3. Flotation removal of iron

       Flotation is mainly used to separate feldspar from quartz sand, but it can also be used to remove mica and other clay minerals and secondary iron in quartz sand. The most typical process is using hydrofluoric acid as an activator and flotation with amine cation collectors under strong acidic conditions (pH2 to 3).

The flotation method can be divided into three kinds:

      The first is the fluorine and acid method. This method is widely used because of its good flotation effect, easy control and stable index. However, the erosion of fluorine ions to the land and the damage to the surrounding ecological environment are great.

      The second is fluorine free acid method. The greatest advantage of this method is to avoid the use of fluorine ions that have destructive effects on the environment, and the production index is stable, but the corrosion effect of strong acid on mineral processing equipment can not be ignored. There is a high requirement for floatation equipment.
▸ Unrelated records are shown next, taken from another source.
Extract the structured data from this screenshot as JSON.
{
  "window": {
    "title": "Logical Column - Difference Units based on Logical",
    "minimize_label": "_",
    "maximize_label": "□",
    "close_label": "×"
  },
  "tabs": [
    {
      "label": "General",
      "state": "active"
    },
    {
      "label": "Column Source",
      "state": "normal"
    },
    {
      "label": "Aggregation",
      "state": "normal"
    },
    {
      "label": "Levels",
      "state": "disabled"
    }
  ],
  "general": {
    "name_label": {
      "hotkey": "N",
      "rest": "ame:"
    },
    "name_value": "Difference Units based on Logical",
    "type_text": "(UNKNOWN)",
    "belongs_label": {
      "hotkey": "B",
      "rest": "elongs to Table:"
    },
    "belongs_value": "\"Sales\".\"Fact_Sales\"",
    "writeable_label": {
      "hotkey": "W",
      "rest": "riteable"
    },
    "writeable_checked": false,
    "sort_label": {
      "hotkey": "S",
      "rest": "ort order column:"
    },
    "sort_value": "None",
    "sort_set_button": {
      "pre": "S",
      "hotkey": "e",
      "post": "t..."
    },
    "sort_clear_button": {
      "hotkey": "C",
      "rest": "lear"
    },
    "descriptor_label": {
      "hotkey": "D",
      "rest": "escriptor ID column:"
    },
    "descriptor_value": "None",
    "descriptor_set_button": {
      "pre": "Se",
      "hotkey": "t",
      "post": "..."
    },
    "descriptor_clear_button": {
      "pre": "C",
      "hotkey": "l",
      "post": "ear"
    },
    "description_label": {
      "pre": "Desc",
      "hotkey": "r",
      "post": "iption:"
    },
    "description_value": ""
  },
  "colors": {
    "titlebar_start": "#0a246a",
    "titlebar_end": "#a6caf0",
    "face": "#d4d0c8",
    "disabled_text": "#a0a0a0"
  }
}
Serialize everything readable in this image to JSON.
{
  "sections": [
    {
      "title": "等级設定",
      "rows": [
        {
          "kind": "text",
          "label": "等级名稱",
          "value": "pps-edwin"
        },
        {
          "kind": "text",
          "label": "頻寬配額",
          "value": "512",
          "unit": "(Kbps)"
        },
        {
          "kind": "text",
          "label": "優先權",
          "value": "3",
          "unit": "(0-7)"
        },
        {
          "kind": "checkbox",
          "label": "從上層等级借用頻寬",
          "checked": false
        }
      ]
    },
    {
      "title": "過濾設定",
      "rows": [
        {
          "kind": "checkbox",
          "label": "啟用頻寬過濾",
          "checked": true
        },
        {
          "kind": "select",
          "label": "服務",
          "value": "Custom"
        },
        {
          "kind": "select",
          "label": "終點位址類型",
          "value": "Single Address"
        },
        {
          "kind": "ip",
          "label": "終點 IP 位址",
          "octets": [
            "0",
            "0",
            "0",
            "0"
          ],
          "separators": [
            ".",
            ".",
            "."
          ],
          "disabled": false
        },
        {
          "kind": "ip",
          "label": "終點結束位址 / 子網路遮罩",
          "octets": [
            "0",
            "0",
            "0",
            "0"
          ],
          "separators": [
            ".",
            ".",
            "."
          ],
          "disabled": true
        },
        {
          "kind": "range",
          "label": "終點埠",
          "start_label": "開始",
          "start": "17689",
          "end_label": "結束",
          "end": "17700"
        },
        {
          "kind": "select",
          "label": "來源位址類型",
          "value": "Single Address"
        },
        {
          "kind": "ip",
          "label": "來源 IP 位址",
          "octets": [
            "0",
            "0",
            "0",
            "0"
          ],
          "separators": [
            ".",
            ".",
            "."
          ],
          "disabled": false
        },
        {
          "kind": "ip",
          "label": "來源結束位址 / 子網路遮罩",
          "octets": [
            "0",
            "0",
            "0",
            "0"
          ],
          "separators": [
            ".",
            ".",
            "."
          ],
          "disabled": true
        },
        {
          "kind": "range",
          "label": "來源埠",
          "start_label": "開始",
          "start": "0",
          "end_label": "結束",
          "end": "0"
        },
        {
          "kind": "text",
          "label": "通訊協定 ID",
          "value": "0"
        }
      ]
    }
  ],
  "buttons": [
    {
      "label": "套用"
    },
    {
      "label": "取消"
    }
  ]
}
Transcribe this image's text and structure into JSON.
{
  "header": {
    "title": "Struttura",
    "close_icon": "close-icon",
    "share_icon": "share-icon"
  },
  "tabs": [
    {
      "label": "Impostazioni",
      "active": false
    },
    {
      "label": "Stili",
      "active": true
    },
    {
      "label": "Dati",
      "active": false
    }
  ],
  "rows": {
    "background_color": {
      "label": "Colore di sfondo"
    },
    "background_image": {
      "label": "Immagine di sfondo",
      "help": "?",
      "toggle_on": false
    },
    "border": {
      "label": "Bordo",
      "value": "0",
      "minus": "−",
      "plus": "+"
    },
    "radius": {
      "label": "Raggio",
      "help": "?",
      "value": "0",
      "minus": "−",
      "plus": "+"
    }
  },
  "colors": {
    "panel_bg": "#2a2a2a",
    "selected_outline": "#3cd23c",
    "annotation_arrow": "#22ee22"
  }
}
      The third is fluorine free and acid free method. Under the natural pH condition, a unique high concentration mineral slurry flotation environment is created by rational distribution of the ion collector of yin and Yang, so as to achieve the priority of flotation of impurities in the mineral. However, because this method has strict requirements for raw sand treatment and pulp environment, it is not easy to control production, and it is not widely used at present.


4. Acid leaching of iron

      The acid leaching of iron is the use of quartz insoluble in acid (except HF), and the mineral containing Fe can be dissolved by acid solution, thus the removal of iron containing minerals from quartz sand can be achieved. Acid leaching not only removes iron bearing minerals from quartz sand but also has good removal effect on non metallic impurities in quartz. Generally speaking, the use of sulfuric acid, hydrochloric acid, nitric acid and hydrofluoric acid is expensive and has great environmental impact. By using the Fe3+ reaction of oxalic acid on the surface of the ore particles, the complex can be dissolved in water to achieve the purpose of removing iron, but in this case the dissolution mechanism of iron is different from the dissolution of iron minerals by inorganic acids. The main advantage of using oxalic acid to remove iron lies in the formation of soluble complex during leaching, which can be decomposed under the action of microorganisms and sunlight.


5. Microorganism removal of iron

      The film iron or impregnated iron on the surface of quartz sand particles by microorganism is a newly developed iron removal technology, which is currently in the laboratory and small test stage. According to foreign research results, Aspergillus niger, Penicillium, phaiform fungus and other microorganisms have achieved good results in removing iron oxide from quartz surface. The study also found that the effect of bacteria and mold on the leaching of iron was better. The rate of iron decomposition by anaerobic bacteria is slower than that of aerobic bacteria. The sensitivity of different iron oxide minerals to bacterial leaching is different. The dissolution of iron from limonite is slower than that from goethite, but it is much faster than that from hematite.